I think it strange and disheartening that as a society, once a friend or a loved one is diagnosed with Alzheimer’s, the overwhelming reaction is to feel primary sympathy for the spouse and family, rather than for those struck down. It seems that after the initial blow has been absorbed, we are very quick to diminish, and then sever, emotional connections with those losing their short term memory. For many of us, half a man, is no man at all.
Why is that? Why are we so quick to run? Because we feel helpless, or because we come to believe that our loved one is gone? And what impact does that aversion have on the care of those afflicted with Alzheimer’s?
It is as if we conclude that if Mom doesn’t recognize me, then I won’t recognize her. Perhaps this is why only about 15% of people living in dementia units receive regular visitors. As a culture, we are quick to saw the branch, even when we are standing on it.
It is of course a bitter and maddening challenge, as to what our model of care should look like for someone with dementia. Today we have two models: institutional care, and a more ambitious model consisting of a pharmacological regimen of memory saving drugs like Aricept and computer games such as Luminosity. Unfortunately, as Consumer Reports tells us, the memory saving drugs have little more benefit than placebos, and once we tire of the games, we give up. So we really have only one model of care: Institutional. This should be grossly unacceptable for Baby Boomers as we project our own future needs. In the next ten years, 2,000,000 more Americans will fall prey to Alzheimer’s, all of them Boomers, like me. So what should be done?

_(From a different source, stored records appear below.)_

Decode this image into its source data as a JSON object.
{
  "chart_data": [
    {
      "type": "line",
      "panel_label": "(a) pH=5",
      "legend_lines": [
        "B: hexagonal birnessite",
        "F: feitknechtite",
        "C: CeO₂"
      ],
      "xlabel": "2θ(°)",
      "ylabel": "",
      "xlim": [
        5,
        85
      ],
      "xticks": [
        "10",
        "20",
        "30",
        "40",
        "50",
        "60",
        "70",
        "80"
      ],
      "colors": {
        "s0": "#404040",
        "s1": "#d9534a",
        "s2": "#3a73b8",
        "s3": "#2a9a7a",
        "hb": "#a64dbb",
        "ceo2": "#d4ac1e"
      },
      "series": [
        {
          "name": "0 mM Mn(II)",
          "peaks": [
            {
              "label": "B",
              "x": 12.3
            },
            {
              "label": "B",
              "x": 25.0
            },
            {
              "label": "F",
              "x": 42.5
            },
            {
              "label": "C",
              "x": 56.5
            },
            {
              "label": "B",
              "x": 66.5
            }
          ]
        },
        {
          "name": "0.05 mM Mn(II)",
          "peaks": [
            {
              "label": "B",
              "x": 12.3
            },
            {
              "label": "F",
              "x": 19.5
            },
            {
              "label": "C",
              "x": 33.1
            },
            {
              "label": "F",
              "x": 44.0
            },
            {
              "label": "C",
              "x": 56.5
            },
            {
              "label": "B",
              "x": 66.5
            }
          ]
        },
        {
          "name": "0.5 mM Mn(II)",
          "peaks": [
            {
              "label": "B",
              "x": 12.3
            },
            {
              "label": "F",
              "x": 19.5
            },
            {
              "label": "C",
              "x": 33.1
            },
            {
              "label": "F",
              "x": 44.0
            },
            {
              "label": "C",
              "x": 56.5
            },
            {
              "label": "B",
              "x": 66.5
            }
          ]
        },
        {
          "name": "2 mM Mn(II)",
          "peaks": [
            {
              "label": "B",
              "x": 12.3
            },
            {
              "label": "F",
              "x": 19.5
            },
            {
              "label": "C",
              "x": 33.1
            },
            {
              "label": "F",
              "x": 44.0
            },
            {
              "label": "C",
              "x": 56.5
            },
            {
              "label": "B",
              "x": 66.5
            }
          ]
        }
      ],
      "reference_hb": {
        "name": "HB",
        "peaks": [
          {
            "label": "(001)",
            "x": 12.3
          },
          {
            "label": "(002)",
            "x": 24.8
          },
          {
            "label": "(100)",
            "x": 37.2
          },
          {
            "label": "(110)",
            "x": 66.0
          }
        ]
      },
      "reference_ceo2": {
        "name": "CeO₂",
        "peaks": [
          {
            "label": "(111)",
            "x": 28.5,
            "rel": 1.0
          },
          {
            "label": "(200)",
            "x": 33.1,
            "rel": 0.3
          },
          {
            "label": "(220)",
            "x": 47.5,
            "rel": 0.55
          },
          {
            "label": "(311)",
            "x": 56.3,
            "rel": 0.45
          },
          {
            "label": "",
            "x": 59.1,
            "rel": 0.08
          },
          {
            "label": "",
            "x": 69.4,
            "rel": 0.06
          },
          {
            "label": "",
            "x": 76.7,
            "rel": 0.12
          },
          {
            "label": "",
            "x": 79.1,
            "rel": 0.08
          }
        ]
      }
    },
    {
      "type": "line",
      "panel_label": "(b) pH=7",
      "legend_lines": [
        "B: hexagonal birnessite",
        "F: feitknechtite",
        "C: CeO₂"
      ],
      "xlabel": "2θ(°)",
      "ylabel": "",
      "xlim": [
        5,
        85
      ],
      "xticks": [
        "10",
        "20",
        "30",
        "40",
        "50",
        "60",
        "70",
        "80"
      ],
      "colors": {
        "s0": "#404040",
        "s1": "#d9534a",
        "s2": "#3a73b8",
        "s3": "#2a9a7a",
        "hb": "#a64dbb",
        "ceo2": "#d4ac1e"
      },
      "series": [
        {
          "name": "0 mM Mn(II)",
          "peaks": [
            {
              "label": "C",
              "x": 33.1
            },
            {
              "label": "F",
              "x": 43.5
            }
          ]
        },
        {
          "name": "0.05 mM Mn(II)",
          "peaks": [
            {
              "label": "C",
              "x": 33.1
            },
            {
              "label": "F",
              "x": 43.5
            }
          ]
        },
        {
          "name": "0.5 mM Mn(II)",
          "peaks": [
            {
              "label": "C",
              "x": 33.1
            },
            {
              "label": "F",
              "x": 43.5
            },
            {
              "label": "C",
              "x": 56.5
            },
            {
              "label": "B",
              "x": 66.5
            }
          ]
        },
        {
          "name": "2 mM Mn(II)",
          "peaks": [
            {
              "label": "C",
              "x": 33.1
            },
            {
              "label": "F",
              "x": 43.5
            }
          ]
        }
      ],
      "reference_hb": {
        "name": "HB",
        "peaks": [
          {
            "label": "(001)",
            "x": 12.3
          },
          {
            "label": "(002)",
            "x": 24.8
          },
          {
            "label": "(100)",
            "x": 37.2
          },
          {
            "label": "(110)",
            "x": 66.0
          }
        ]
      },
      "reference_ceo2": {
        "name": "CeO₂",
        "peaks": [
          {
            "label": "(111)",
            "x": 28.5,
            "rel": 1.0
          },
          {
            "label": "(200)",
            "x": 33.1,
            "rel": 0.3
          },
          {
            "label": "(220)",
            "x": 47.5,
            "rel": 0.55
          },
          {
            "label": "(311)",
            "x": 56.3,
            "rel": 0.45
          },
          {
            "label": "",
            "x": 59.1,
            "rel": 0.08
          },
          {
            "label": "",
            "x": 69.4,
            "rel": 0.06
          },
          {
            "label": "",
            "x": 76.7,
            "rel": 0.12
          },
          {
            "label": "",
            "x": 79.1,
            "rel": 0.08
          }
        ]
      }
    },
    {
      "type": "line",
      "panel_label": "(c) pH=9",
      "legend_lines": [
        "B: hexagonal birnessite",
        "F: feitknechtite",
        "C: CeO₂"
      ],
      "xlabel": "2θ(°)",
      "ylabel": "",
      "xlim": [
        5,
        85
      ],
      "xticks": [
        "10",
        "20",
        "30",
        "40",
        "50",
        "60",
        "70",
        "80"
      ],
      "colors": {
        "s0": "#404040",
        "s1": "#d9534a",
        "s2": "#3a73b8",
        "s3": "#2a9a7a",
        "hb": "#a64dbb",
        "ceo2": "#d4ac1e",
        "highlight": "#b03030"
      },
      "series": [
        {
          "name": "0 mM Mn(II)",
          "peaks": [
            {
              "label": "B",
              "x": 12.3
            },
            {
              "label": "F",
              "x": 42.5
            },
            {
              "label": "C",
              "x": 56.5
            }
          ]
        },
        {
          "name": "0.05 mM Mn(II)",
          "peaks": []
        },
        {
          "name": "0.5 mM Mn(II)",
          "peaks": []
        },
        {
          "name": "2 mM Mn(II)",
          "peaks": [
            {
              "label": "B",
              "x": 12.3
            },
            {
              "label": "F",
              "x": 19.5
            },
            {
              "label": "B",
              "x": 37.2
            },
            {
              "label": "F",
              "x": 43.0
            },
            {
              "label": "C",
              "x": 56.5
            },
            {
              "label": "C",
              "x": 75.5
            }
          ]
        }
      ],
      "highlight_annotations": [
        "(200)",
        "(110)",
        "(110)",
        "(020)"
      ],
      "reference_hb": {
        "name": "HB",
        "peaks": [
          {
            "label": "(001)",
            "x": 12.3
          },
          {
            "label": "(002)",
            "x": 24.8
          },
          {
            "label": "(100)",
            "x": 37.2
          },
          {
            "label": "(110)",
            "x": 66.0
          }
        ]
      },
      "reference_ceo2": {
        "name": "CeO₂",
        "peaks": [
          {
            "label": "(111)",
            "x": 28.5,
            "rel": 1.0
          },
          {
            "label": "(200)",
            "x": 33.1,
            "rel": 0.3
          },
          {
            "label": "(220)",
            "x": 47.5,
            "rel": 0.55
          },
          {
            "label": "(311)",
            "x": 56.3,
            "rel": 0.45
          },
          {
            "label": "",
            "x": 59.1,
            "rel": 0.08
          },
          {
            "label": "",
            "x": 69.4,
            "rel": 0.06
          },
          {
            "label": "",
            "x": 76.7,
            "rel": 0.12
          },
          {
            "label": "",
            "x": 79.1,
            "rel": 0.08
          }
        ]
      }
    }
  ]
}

For any aging person, whether they have dementia or not, they continue to have a desire for purpose and resolution. Existential needs do not end because memory becomes blurry. And neither of these objectives can be achieved in stultifying isolation that currently prevails for those with dementia.
Purpose or meaning is of course a perplexing concept, but there is collective comfort in establishing ourselves in a context. Josiah Royce tells us in his 1908 book “The Philosophy of Loyalty”, that being merely fed and housed is often emotionally meaningless, and that we need a cause beyond ourselves. This can be a nation, tribe and most importantly, a family. Families, give us context, a legacy, an enduring purpose. I may know my days are numbered, but in the eyes of my children and grandchildren, the days of my family are not. But for the isolated Alzheimer’s victim living behind a Maginot Line, this lack of purposeful connection must be a horror.
Resolution, may be an even more compelling concern enmeshed in family relationships. Naomi Feil, the great pioneer in dementia care, tells us in” The Validation Breakthrough” that as we prepare to die, we have a need to resolve un-resolved memories, and relationships. Perhaps I was sexually abused as a child which was a memory suppressed, my husband was an alcoholic despite my lionization of him, or I was a terrible and vindictive mother, which was obvious to all but me. (No, obvious to me too.)
As we approach death, Feil suggests we want to heal, apologize on some level, and to be understood. We need resolution, and what she calls, validation. Again, none of this in conceivable if we are abandoned in a lock down unit of a nursing home.
So as families and friends run from what they think are dementia besotted ghosts of those they once loved, they are in fact depriving their loved ones of meaning and resolution, basic end of life human needs.
When we ask what a meaningful model of dementia care should look like for Baby Boomers, or how do we want to be cared for, it must contemplate, as it is for eons before, a family. And for those families that do remain engaged, please know, that you are quite literally doing, God’s work.